Implementation:Apache Flink RecordsWithSplitIds
| Knowledge Sources | |
|---|---|
| Domains | Connectors, Source_Framework |
| Last Updated | 2026-02-09 00:00 GMT |
Overview
An interface defining the contract for batches of records passed from split fetcher threads to the source reader, organized by split identifiers.
Description
RecordsWithSplitIds is a key interface in Flink's source connector framework that defines how fetched records are transferred from the I/O fetcher threads to the main source reader thread. It provides an iterator-like API where the consumer first advances to the next split via nextSplit(), then iterates through records within that split via nextRecordFromSplit(). The interface also reports which splits have been fully consumed via finishedSplits().
The interface includes an optional recycle() default method that is called after all records from a batch have been emitted. This gives implementations an opportunity to recycle or reuse the object, which is an important performance optimization when record objects are large or expensive to allocate. The interface is annotated with @PublicEvolving, indicating it is part of Flink's public API but may evolve across minor versions.
Usage
Connector developers encounter this interface as the return type of SplitReader.fetch(). When implementing a SplitReader, the fetch() method must return a RecordsWithSplitIds instance containing the records read from the external system. The standard implementation RecordsBySplits is typically used via its builder. Advanced connector developers may provide custom implementations for performance optimization, for example to support object pooling or zero-copy record transfer via the recycle() method.
Code Reference
Source Location
- Repository: Apache_Flink
- File: flink-connectors/flink-connector-base/src/main/java/org/apache/flink/connector/base/source/reader/RecordsWithSplitIds.java
- Lines: 1-61
Signature
@PublicEvolving
public interface RecordsWithSplitIds<E> {
/**
* Moves to the next split. This method is also called initially to move to the first split.
* Returns null, if no splits are left.
*/
@Nullable
String nextSplit();
/**
* Gets the next record from the current split.
* Returns null if no more records are left in this split.
*/
@Nullable
E nextRecordFromSplit();
/**
* Get the finished splits.
*
* @return the finished splits after this RecordsWithSplitIds is returned.
*/
Set<String> finishedSplits();
/**
* Called when all records from this batch have been emitted.

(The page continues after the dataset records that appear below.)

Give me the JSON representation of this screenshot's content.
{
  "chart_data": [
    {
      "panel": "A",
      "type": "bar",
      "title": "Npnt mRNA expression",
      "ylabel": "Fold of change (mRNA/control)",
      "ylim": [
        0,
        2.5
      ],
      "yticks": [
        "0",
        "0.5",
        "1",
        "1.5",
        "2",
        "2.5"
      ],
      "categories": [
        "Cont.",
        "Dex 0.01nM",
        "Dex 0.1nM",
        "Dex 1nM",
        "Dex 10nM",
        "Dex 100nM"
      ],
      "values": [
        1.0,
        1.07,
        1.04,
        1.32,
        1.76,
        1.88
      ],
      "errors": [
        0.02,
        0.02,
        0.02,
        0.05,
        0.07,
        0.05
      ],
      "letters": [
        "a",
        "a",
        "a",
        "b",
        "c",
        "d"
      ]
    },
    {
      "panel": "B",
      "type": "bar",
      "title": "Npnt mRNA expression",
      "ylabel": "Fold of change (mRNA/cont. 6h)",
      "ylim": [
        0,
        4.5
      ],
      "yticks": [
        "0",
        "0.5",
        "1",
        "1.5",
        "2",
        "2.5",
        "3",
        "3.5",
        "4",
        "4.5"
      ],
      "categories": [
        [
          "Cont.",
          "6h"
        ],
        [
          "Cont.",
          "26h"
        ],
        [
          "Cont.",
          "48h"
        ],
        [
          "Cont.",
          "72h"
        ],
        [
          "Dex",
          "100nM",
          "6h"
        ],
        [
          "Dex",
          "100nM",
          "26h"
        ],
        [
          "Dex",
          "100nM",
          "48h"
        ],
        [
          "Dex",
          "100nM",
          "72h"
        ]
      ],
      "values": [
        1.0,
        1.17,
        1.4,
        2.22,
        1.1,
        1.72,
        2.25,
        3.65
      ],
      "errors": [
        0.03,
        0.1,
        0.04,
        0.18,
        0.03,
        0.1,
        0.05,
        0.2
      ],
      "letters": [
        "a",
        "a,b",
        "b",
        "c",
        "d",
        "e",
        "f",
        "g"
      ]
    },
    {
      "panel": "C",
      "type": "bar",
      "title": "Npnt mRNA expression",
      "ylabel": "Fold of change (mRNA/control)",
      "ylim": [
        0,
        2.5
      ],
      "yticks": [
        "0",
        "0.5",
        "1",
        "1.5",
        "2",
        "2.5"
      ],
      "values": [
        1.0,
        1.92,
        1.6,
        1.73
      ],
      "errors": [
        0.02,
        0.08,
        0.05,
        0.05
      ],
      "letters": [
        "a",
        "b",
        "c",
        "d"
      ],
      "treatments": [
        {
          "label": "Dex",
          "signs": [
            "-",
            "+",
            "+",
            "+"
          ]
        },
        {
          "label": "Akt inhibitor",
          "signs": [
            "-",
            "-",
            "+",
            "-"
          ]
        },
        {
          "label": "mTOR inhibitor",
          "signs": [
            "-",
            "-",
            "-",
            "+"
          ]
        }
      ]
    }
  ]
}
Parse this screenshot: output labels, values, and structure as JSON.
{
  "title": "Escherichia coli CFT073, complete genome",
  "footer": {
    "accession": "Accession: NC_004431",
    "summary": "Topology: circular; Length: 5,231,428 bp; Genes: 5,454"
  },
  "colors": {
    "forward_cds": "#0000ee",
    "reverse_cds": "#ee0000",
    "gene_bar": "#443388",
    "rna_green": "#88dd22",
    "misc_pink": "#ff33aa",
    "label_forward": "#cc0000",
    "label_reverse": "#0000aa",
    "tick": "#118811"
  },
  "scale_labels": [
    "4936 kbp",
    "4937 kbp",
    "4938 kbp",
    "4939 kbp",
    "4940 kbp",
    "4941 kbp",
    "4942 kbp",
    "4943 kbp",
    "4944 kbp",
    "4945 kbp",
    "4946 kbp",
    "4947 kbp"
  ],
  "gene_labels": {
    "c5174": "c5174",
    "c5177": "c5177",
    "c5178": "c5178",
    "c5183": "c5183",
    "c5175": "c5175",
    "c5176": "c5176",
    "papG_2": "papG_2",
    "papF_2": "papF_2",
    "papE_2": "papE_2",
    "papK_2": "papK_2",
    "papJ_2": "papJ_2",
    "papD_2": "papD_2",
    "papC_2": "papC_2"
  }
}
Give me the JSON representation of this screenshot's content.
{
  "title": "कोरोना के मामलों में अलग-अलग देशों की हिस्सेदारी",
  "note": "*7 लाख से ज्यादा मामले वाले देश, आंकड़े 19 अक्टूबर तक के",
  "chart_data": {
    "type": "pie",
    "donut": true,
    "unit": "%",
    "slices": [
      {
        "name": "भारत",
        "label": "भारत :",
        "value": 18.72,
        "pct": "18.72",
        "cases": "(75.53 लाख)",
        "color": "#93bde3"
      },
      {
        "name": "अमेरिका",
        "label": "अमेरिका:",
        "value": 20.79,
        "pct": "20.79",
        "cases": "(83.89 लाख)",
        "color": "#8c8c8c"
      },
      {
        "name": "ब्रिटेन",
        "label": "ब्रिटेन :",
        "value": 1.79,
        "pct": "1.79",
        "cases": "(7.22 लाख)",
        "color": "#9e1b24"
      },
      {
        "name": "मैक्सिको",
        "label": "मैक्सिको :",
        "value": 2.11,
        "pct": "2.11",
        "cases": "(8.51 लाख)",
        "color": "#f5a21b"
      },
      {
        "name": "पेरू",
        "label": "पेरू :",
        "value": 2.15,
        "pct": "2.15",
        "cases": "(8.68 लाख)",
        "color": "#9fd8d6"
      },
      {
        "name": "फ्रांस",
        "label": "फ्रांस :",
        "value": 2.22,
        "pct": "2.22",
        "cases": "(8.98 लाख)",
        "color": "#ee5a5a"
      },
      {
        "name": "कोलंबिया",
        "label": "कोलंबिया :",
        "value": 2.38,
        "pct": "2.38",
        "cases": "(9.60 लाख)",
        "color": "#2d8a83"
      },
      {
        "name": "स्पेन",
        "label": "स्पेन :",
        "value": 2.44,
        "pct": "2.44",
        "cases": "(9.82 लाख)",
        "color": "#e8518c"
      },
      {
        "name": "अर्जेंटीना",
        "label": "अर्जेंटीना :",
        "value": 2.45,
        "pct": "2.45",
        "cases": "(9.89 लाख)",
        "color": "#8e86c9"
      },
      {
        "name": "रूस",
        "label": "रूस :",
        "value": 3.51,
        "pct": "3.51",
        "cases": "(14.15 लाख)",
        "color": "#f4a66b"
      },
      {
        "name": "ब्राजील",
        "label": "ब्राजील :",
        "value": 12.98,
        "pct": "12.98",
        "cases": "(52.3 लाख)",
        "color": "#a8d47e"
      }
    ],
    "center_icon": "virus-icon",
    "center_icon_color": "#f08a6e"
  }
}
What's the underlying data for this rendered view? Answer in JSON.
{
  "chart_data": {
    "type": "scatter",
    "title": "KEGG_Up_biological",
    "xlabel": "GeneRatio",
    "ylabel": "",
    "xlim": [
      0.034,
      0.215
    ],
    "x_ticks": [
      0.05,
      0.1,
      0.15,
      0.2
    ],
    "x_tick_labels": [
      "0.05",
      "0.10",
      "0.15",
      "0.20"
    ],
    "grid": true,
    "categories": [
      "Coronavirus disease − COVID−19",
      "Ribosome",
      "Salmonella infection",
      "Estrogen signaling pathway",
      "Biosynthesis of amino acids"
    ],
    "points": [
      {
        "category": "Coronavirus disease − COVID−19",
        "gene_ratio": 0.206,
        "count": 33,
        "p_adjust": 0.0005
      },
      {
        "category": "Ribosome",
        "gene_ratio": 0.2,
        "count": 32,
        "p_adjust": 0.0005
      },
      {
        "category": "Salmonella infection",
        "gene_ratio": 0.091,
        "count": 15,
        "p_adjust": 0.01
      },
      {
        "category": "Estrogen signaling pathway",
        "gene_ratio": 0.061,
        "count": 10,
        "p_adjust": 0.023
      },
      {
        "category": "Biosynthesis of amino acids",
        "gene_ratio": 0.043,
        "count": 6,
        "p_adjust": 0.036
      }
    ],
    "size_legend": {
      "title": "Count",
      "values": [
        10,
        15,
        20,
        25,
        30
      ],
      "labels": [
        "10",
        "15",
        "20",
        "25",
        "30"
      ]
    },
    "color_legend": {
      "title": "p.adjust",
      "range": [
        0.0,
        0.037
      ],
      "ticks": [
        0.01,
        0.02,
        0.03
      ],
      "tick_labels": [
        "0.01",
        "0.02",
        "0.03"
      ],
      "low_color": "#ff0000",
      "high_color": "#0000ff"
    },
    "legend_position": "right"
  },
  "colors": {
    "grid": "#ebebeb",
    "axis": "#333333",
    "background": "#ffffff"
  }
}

* Gives implementations the opportunity to recycle/reuse this object.
*/
default void recycle() {}
}
Import
import org.apache.flink.connector.base.source.reader.RecordsWithSplitIds;
I/O Contract
Inputs
| Name | Type | Required | Description |
|---|---|---|---|
| (none) | - | - | This interface is a data container. It is populated by the SplitReader and consumed by the SourceReaderBase. |
Outputs
| Name | Type | Description |
|---|---|---|
| nextSplit() | String (nullable) | Returns the ID of the next split containing records, or null when all splits have been iterated. |
| nextRecordFromSplit() | E (nullable) | Returns the next record from the current split, or null when no more records remain in the current split. |
| finishedSplits() | Set<String> | Returns the set of split IDs that have been fully consumed and should be reported as finished. |
Usage Examples
// Example: Consuming records from a RecordsWithSplitIds instance
// (This pattern is used internally by SourceReaderBase)
RecordsWithSplitIds<RawRecord> fetchResult = splitReader.fetch();
String splitId;
while ((splitId = fetchResult.nextSplit()) != null) {
RawRecord record;
while ((record = fetchResult.nextRecordFromSplit()) != null) {
// Process each record: transform and emit downstream
recordEmitter.emitRecord(record, output, splitStates.get(splitId));
}
}
// Handle finished splits
Set<String> finished = fetchResult.finishedSplits();
if (!finished.isEmpty()) {
onSplitFinished(finished);
}
// Allow the batch to be recycled
fetchResult.recycle();